Me: What are you going to do about it?
She shrugged her shoulders: Dunno
Me: Well are you happy with this situation?
Me: Then change it
And therein lies the dilemma. How do you take a situation where you are undervalued and abused and turn it around? How do you change that trajectory? Change has to start with some of these steps:
- Take Inventory: We need to locate ourselves in order to change the trajectory. If you don’t see a problem, then there is no solving it. Locate and admit that there is a problem. As best as you can, outline the problem. Own your part of it. Determine if the situation is serving you. If it’s not. Abort.
- Recognize your own value: It is sometimes hard for us to see just how awesome we are. I often wonder what lens we look through when we see ourselves. I find it difficult to focus and see things through scratched or deformed lens. Taking time to reflect on how we came to the conclusions we did about ourselves is a worthwhile activity. We do not have to accept everything that is offered to us. Recognizing and learning our value helps us reject offers that are cheap. Get a pen and paper and start writing, don’t censor your thoughts just focus on the awesome. Write. Write a new reality. Change your mind, change your life…truly.
- Change your self talk: What are you saying to yourself? Are you defeating yourself before giving yourself a fair chance? Would you be yourself’s best friend based on how you talk to yourself? As a man or woman thinks so is he or she….so yes your self talk is absolutely important. You become what you behold, so your talk to yourself has creative power. We manifest that we digest so please change your soliloquy.
- Change your circle: If we are in partnership or relationship with people who are not able to recognize our value, it is best to get away. Why? Try going on I94W while the person you are yolked with is going I94E. You will in fact get no place. The tension of dissonance will pull you away from your purpose. It stagnates. People project their own self worth on you and if within your circle there are those who don’t value themselves, guess what? They likely don’t value you either. Change circles. Associate with people who lift you up, build you up and honor the awesome in you. Be a person who lifts and builds others.

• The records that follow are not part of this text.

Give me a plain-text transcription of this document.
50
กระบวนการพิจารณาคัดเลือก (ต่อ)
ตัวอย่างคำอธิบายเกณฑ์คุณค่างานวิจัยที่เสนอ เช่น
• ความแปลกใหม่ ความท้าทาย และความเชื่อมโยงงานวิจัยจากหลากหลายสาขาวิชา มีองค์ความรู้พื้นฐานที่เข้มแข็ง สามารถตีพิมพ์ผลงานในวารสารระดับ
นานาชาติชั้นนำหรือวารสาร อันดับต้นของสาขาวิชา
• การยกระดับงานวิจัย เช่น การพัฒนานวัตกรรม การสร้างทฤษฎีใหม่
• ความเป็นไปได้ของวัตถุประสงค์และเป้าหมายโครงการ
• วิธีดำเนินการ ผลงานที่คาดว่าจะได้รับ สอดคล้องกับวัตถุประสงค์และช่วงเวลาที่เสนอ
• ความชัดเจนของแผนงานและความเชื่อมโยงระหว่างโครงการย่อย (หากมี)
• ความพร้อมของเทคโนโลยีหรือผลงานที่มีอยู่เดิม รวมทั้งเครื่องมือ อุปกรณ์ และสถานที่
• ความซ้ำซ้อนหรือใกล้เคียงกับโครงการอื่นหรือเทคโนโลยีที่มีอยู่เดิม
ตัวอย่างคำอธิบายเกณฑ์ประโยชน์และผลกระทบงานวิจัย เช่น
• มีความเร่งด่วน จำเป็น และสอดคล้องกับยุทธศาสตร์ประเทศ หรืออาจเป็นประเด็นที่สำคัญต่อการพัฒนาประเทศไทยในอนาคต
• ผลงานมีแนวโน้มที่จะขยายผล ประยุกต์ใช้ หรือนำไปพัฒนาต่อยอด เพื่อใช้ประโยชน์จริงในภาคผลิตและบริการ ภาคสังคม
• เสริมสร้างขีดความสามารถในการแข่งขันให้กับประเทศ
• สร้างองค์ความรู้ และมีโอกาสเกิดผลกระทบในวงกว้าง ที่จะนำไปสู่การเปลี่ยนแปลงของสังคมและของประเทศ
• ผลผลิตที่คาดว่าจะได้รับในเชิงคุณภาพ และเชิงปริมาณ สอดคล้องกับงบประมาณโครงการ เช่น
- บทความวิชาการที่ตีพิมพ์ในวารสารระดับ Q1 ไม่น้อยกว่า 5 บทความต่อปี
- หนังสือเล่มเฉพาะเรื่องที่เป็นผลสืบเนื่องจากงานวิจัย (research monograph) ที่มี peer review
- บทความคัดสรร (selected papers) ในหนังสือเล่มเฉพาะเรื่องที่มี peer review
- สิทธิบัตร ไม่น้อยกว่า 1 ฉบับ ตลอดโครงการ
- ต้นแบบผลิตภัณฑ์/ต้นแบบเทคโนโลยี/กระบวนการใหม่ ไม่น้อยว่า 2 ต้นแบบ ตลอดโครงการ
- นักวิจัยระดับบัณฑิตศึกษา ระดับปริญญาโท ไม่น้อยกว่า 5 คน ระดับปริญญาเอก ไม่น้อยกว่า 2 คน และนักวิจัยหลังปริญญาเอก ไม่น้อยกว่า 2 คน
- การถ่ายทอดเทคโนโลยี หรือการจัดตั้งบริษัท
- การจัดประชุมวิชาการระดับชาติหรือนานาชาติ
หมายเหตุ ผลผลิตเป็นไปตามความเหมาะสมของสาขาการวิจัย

- Be brave: Walking away from the familiar takes courage but the freedom felt once the chains have loosened is invigorating. Sometimes we just have to jump and trust the parachute to open. We have to trust that we will land in a better place. No discoveries are made by the coward of heart.

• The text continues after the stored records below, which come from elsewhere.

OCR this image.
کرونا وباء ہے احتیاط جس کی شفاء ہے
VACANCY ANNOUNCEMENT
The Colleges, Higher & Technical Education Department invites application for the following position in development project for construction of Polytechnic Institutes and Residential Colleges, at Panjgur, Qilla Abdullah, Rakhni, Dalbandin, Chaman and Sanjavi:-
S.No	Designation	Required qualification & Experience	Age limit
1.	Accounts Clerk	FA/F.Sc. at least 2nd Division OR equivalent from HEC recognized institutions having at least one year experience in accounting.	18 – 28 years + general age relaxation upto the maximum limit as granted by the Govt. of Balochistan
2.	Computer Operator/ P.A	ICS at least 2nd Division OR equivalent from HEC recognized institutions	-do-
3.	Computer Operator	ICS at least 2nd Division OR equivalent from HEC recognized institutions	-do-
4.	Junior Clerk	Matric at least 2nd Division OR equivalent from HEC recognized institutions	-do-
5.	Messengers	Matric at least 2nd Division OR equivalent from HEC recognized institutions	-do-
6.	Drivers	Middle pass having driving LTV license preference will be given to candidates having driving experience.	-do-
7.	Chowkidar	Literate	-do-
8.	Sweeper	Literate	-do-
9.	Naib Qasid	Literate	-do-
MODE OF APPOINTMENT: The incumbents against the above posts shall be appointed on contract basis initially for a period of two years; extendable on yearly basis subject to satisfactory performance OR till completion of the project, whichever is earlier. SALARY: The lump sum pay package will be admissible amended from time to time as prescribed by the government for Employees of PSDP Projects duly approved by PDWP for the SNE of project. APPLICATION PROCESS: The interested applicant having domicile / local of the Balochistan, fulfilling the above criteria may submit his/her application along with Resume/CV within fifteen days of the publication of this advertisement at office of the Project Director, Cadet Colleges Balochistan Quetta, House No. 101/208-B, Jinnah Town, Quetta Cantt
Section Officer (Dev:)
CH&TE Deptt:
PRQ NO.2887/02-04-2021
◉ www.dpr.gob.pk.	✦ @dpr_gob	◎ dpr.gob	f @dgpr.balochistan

The relationships that must change are our relationship with ourselves, life and God. If we truly know who we are in Christ, we would know that He thinks highly of us, that to accept anything other than His best for us is pride. Relationships with the world around us, our job, friends, partners, these relationships should also reflect God’s best for us. We settle too often and for too little. Take the step to elevate your relationship with God, yourself and thus your auxiliary relationships.
Months later, I heard she moved away. She had enough. The work we did finally paid off. She was able to see her value and thus rejected a value-negating relationship from a love stealer. Whether a person or a job, make a decision to go where you are appreciated, not tolerated or denigrated.